In trying to promote a change in the law, Dr. Paddy Glackin from Brent said, “We cannot control every patient’s suffering and to suggest that we can is arrogant. If we say to patients in that situation you do not have any right to die, we are effectively saying you have a duty to suffer."

But Dr. Jane Orr insists that no one has a right to be killed by a doctor.

“Let us as health care professionals get on with the task of working to get a genuinely gentle and easy death that all patients deserve," Orr said. “The late Pope’s example demonstrates what real death with dignity means. He came to the end with courage, hope and serenity with balanced medical intervention and effective palliative care," she added.

During the last Parliament, Lord Joffe introduced a bill that would have permitted the so-called “right to die." The bill ran out of time when the election was called, but it is expected to be reintroduced.

Dr. Michael Wilks, chairman of the BMA’s ethics committee, said it was right for doctors to discuss the issue.
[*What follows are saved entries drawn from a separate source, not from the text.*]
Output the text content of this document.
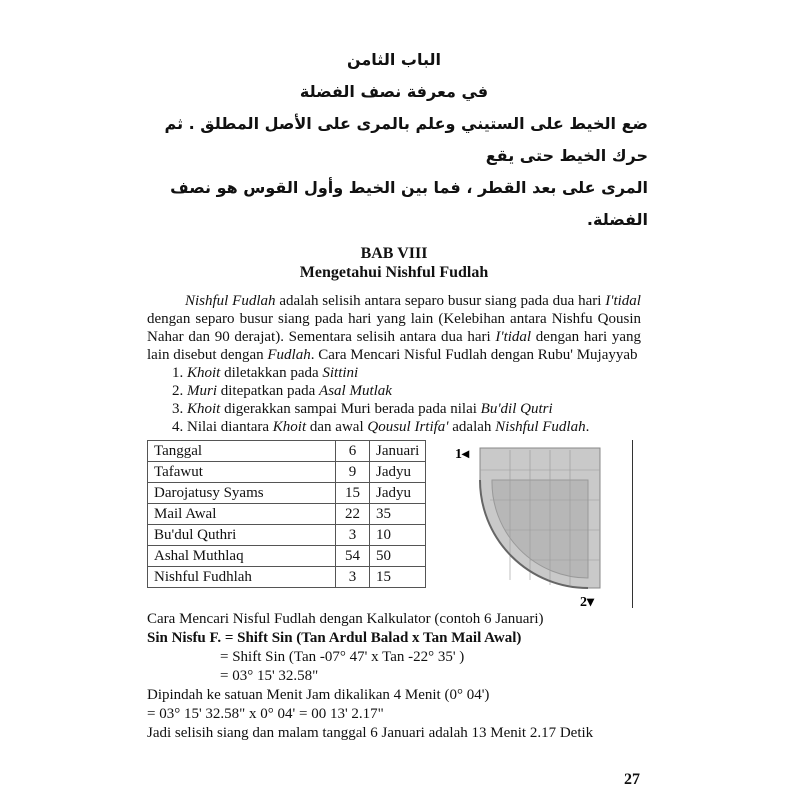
الباب الثامن
في معرفة نصف الفضلة
ضع الخيط على الستيني وعلم بالمرى على الأصل المطلق . ثم حرك الخيط حتى يقع
المرى على بعد القطر ، فما بين الخيط وأول القوس هو نصف الفضلة.
BAB VIII
Mengetahui Nishful Fudlah

Nishful Fudlah adalah selisih antara separo busur siang pada dua hari I'tidal dengan separo busur siang pada hari yang lain (Kelebihan antara Nishfu Qousin Nahar dan 90 derajat). Sementara selisih antara dua hari I'tidal dengan hari yang lain disebut dengan Fudlah. Cara Mencari Nisful Fudlah dengan Rubu' Mujayyab

1. Khoit diletakkan pada Sittini
2. Muri ditepatkan pada Asal Mutlak
3. Khoit digerakkan sampai Muri berada pada nilai Bu'dil Qutri
4. Nilai diantara Khoit dan awal Qousul Irtifa' adalah Nishful Fudlah.
Tanggal	6	Januari
Tafawut	9	Jadyu
Darojatusy Syams	15	Jadyu
Mail Awal	22	35
Bu'dul Quthri	3	10
Ashal Muthlaq	54	50
Nishful Fudhlah	3	15
1◂
2▾
Cara Mencari Nisful Fudlah dengan Kalkulator (contoh 6 Januari)
Sin Nisfu F. = Shift Sin (Tan Ardul Balad x Tan Mail Awal)
= Shift Sin (Tan -07° 47' x Tan -22° 35' )
= 03° 15' 32.58"
Dipindah ke satuan Menit Jam dikalikan 4 Menit (0° 04')
= 03° 15' 32.58" x 0° 04' = 00 13' 2.17"
Jadi selisih siang dan malam tanggal 6 Januari adalah 13 Menit 2.17 Detik
27
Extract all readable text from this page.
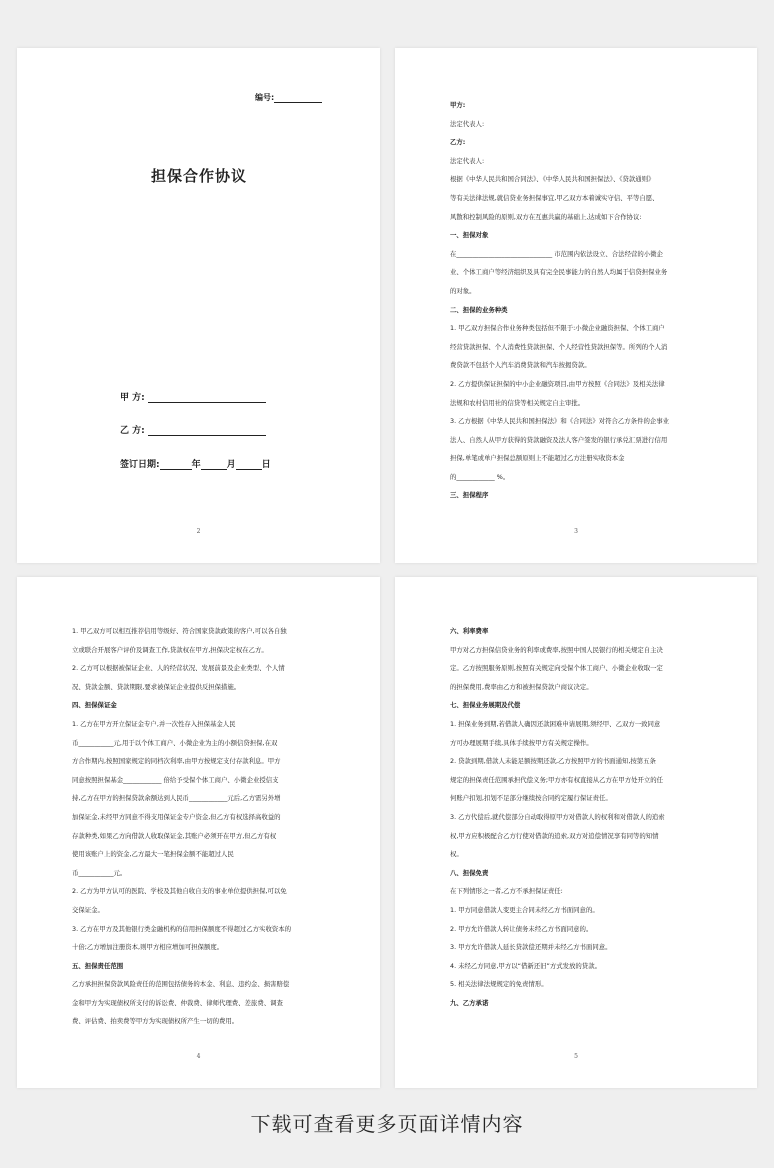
编号:
担保合作协议
甲 方:
乙 方:
签订日期:	年	月	日
2

甲方:

法定代表人:

乙方:

法定代表人:

根据《中华人民共和国合同法》、《中华人民共和国担保法》、《贷款通则》

等有关法律法规,就信贷业务担保事宜,甲乙双方本着诚实守信、平等自愿、

风散和控制风险的原则,双方在互惠共赢的基础上,达成如下合作协议:

一、担保对象

在______________________________ 市范围内依法设立、合法经营的小微企

业、个体工商户等经济组织及具有完全民事能力的自然人均属于信贷担保业务

的对象。

二、担保的业务种类

1. 甲乙双方担保合作业务种类包括但不限于:小微企业融资担保、个体工商户

经营贷款担保、个人消费性贷款担保、个人经营性贷款担保等。所列的个人消

费贷款不包括个人汽车消费贷款和汽车按揭贷款。

2. 乙方提供保证担保的中小企业融资项目,由甲方按照《合同法》及相关法律

法规和农村信用社的信贷等相关规定自主审批。

3. 乙方根据《中华人民共和国担保法》和《合同法》对符合乙方条件的企事业

法人、自然人从甲方获得的贷款融资及法人客户签发的银行承兑汇票进行信用

担保,单笔或单户担保总额原则上不能超过乙方注册实收资本金

的____________ %。

三、担保程序

3

1. 甲乙双方可以相互推荐信用等级好、符合国家贷款政策的客户,可以各自独

立或联合开展客户评价及调查工作,贷款权在甲方,担保决定权在乙方。

2. 乙方可以根据被保证企业、人的经营状况、发展前景及企业类型、个人情

况、贷款金额、贷款期限,要求被保证企业提供反担保措施。

四、担保保证金

1. 乙方在甲方开立保证金专户,并一次性存入担保基金人民

币___________元,用于以个体工商户、小微企业为主的小额信贷担保,在双

方合作期内,按照国家规定的同档次利率,由甲方按规定支付存款利息。甲方

同意按照担保基金____________ 倍给予受保个体工商户、小微企业授信支

持,乙方在甲方的担保贷款余额达到人民币____________元后,乙方需另外增

加保证金,未经甲方同意不得支用保证金专户资金,但乙方有权选择高收益的

存款种类,如果乙方向借款人收取保证金,其账户必须开在甲方,但乙方有权

使用该账户上的资金,乙方最大一笔担保金额不能超过人民

币___________元。

2. 乙方为甲方认可的医院、学校及其他自收自支的事业单位提供担保,可以免

交保证金。

3. 乙方在甲方及其他银行类金融机构的信用担保额度不得超过乙方实收资本的

十倍;乙方增加注册资本,则甲方相应增加可担保额度。

五、担保责任范围

乙方承担担保贷款风险责任的范围包括债务的本金、利息、违约金、损害赔偿

金和甲方为实现债权所支付的诉讼费、仲裁费、律师代理费、差旅费、调查

费、评估费、拍卖费等甲方为实现债权所产生一切的费用。

4

六、利率费率

甲方对乙方担保信贷业务的利率或费率,按照中国人民银行的相关规定自主决

定。乙方按照服务原则,按照有关规定向受保个体工商户、小微企业收取一定

的担保费用,费率由乙方和被担保贷款户商议决定。

七、担保业务展期及代偿

1. 担保业务到期,若借款人确因还款困难申请展期,须经甲、乙双方一致同意

方可办理展期手续,具体手续按甲方有关规定操作。

2. 贷款到期,借款人未能足额按期还款,乙方按照甲方的书面通知,按第五条

规定的担保责任范围承担代偿义务;甲方亦有权直接从乙方在甲方处开立的任

何账户扣划,扣划不足部分继续按合同约定履行保证责任。

3. 乙方代偿后,就代偿部分自动取得原甲方对借款人的权利和对借款人的追索

权,甲方应积极配合乙方行使对借款的追索,双方对追偿情况享有同等的知情

权。

八、担保免责

在下列情形之一者,乙方不承担保证责任:

1. 甲方同意借款人变更主合同未经乙方书面同意的。

2. 甲方允许借款人转让债务未经乙方书面同意的。

3. 甲方允许借款人延长贷款偿还期并未经乙方书面同意。

4. 未经乙方同意,甲方以“借新还旧”方式发放的贷款。

5. 相关法律法规规定的免责情形。

九、乙方承诺

5
下载可查看更多页面详情内容
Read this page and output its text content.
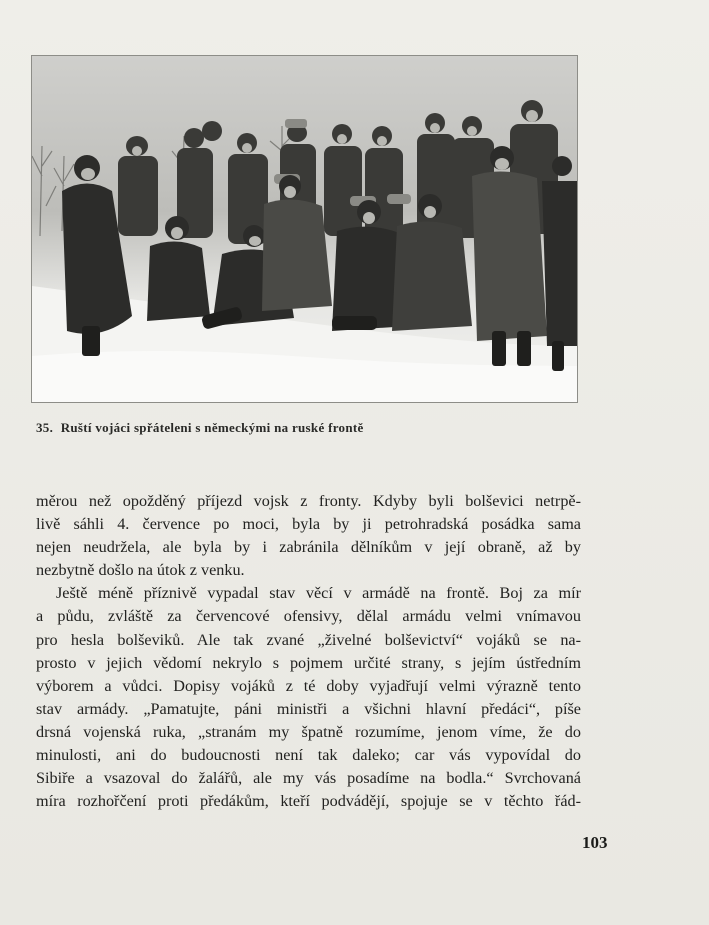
35. Ruští vojáci spřáteleni s německými na ruské frontě
měrou než opožděný příjezd vojsk z fronty. Kdyby byli bolševici netrpě-
livě sáhli 4. července po moci, byla by ji petrohradská posádka sama
nejen neudržela, ale byla by i zabránila dělníkům v její obraně, až by
nezbytně došlo na útok z venku.
Ještě méně příznivě vypadal stav věcí v armádě na frontě. Boj za mír
a půdu, zvláště za červencové ofensivy, dělal armádu velmi vnímavou
pro hesla bolševiků. Ale tak zvané „živelné bolševictví“ vojáků se na-
prosto v jejich vědomí nekrylo s pojmem určité strany, s jejím ústředním
výborem a vůdci. Dopisy vojáků z té doby vyjadřují velmi výrazně tento
stav armády. „Pamatujte, páni ministři a všichni hlavní předáci“, píše
drsná vojenská ruka, „stranám my špatně rozumíme, jenom víme, že do
minulosti, ani do budoucnosti není tak daleko; car vás vypovídal do
Sibiře a vsazoval do žalářů, ale my vás posadíme na bodla.“ Svrchovaná
míra rozhořčení proti předákům, kteří podvádějí, spojuje se v těchto řád-
103
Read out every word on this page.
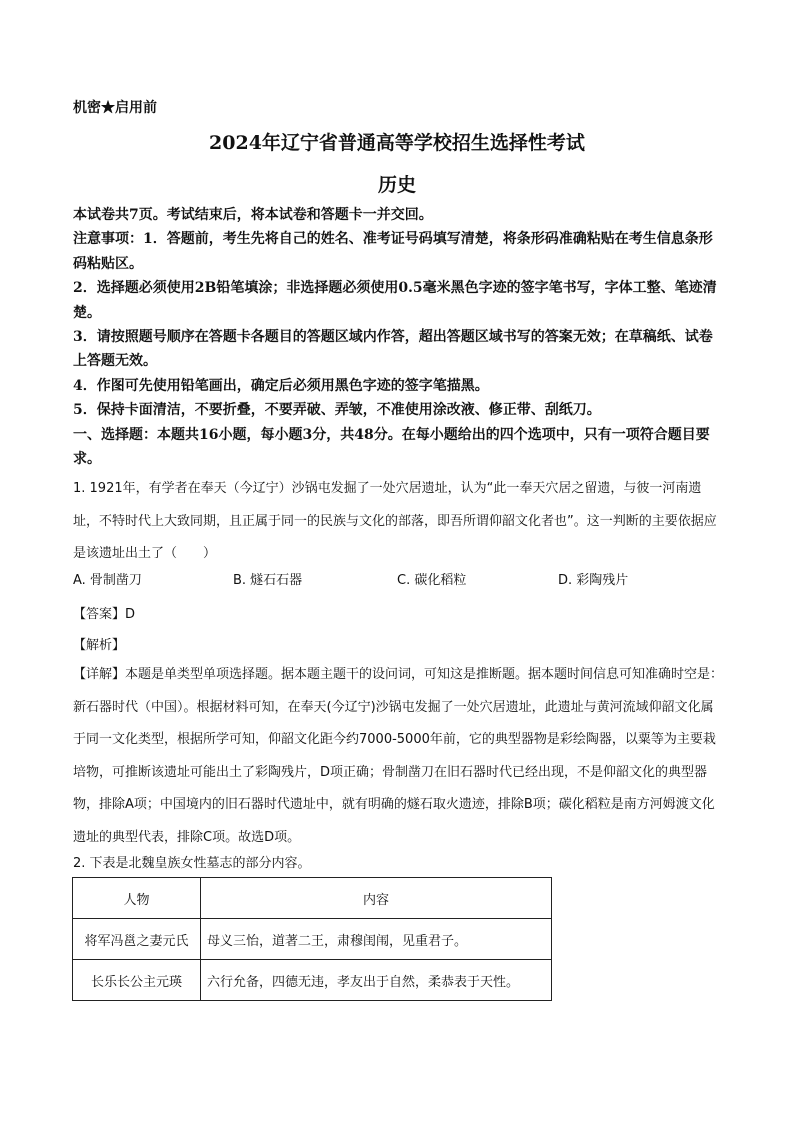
机密★启用前
2024年辽宁省普通高等学校招生选择性考试
历史

本试卷共7页。考试结束后，将本试卷和答题卡一并交回。

注意事项：1．答题前，考生先将自己的姓名、准考证号码填写清楚，将条形码准确粘贴在考生信息条形码粘贴区。

2．选择题必须使用2B铅笔填涂；非选择题必须使用0.5毫米黑色字迹的签字笔书写，字体工整、笔迹清楚。

3．请按照题号顺序在答题卡各题目的答题区域内作答，超出答题区域书写的答案无效；在草稿纸、试卷上答题无效。

4．作图可先使用铅笔画出，确定后必须用黑色字迹的签字笔描黑。

5．保持卡面清洁，不要折叠，不要弄破、弄皱，不准使用涂改液、修正带、刮纸刀。

一、选择题：本题共16小题，每小题3分，共48分。在每小题给出的四个选项中，只有一项符合题目要求。

1. 1921年，有学者在奉天（今辽宁）沙锅屯发掘了一处穴居遗址，认为“此一奉天穴居之留遗，与彼一河南遗址，不特时代上大致同期，且正属于同一的民族与文化的部落，即吾所谓仰韶文化者也”。这一判断的主要依据应是该遗址出土了（　　）

A. 骨制凿刀	B. 燧石石器	C. 碳化稻粒	D. 彩陶残片
【答案】D
【解析】

【详解】本题是单类型单项选择题。据本题主题干的设问词，可知这是推断题。据本题时间信息可知准确时空是：新石器时代（中国）。根据材料可知，在奉天(今辽宁)沙锅屯发掘了一处穴居遗址，此遗址与黄河流域仰韶文化属于同一文化类型，根据所学可知，仰韶文化距今约7000-5000年前，它的典型器物是彩绘陶器，以粟等为主要栽培物，可推断该遗址可能出土了彩陶残片，D项正确；骨制凿刀在旧石器时代已经出现，不是仰韶文化的典型器物，排除A项；中国境内的旧石器时代遗址中，就有明确的燧石取火遗迹，排除B项；碳化稻粒是南方河姆渡文化遗址的典型代表，排除C项。故选D项。

2. 下表是北魏皇族女性墓志的部分内容。
人物	内容
将军冯邕之妻元氏	母义三怡，道著二王，肃穆闺闱，见重君子。
长乐长公主元瑛	六行允备，四德无违，孝友出于自然，柔恭表于天性。
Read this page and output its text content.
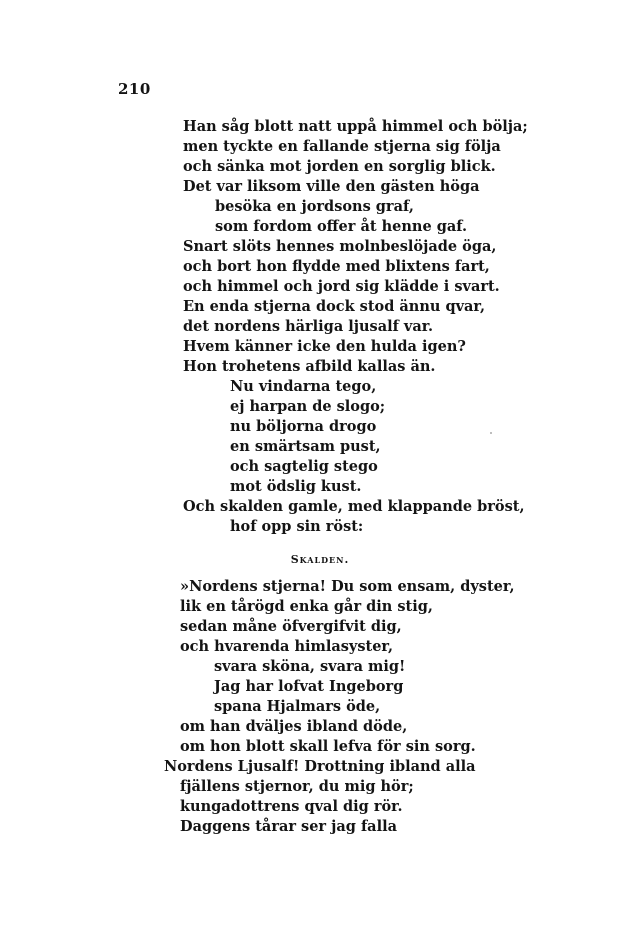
210
Han såg blott natt uppå himmel och bölja;
men tyckte en fallande stjerna sig följa
och sänka mot jorden en sorglig blick.
Det var liksom ville den gästen höga
besöka en jordsons graf,
som fordom offer åt henne gaf.
Snart slöts hennes molnbeslöjade öga,
och bort hon flydde med blixtens fart,
och himmel och jord sig klädde i svart.
En enda stjerna dock stod ännu qvar,
det nordens härliga ljusalf var.
Hvem känner icke den hulda igen?
Hon trohetens afbild kallas än.
Nu vindarna tego,
ej harpan de slogo;
nu böljorna drogo
en smärtsam pust,
och sagtelig stego
mot ödslig kust.
Och skalden gamle, med klappande bröst,
hof opp sin röst:
Skalden.
»Nordens stjerna! Du som ensam, dyster,
lik en tårögd enka går din stig,
sedan måne öfvergifvit dig,
och hvarenda himlasyster,
svara sköna, svara mig!
Jag har lofvat Ingeborg
spana Hjalmars öde,
om han dväljes ibland döde,
om hon blott skall lefva för sin sorg.
Nordens Ljusalf! Drottning ibland alla
fjällens stjernor, du mig hör;
kungadottrens qval dig rör.
Daggens tårar ser jag falla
He said they will be trying to come to a consensus as far as whether there’s a difference between assisted suicide and voluntary euthanasia.

“The BMA has always maintained there is no difference and has remained opposed to a change in the law. But there are some suggestions that there are mixed opinions within the profession," Wilks said.

Julia Millington of the Pro-Life Party said there is no difference between assisted suicide and voluntary euthanasia.

“This debate is just clouding the issue and using terms which might be more appealing," Millington said.

Millington and other pro-life activists do not want Britain to go the way of Holland, where one in 40 deaths is attributed to assisted suicide and voluntary euthanasia.

Earlier this year, Nuala Scarisbrick of the British pro-life group LIFE said euthanasia campaigners have invoked the catchphrase “quality of life" to try to sell their agenda to the public.

“Doctors have no training in measuring ‘quality of life,’ Scarisbrick said. “No one has. It is a subjective and dangerous catchphrase of the eugenics and euthanasia lobbies. Doctors have a duty to care for all patients, not to pick and choose according to some arbitrary and unscientific criterion."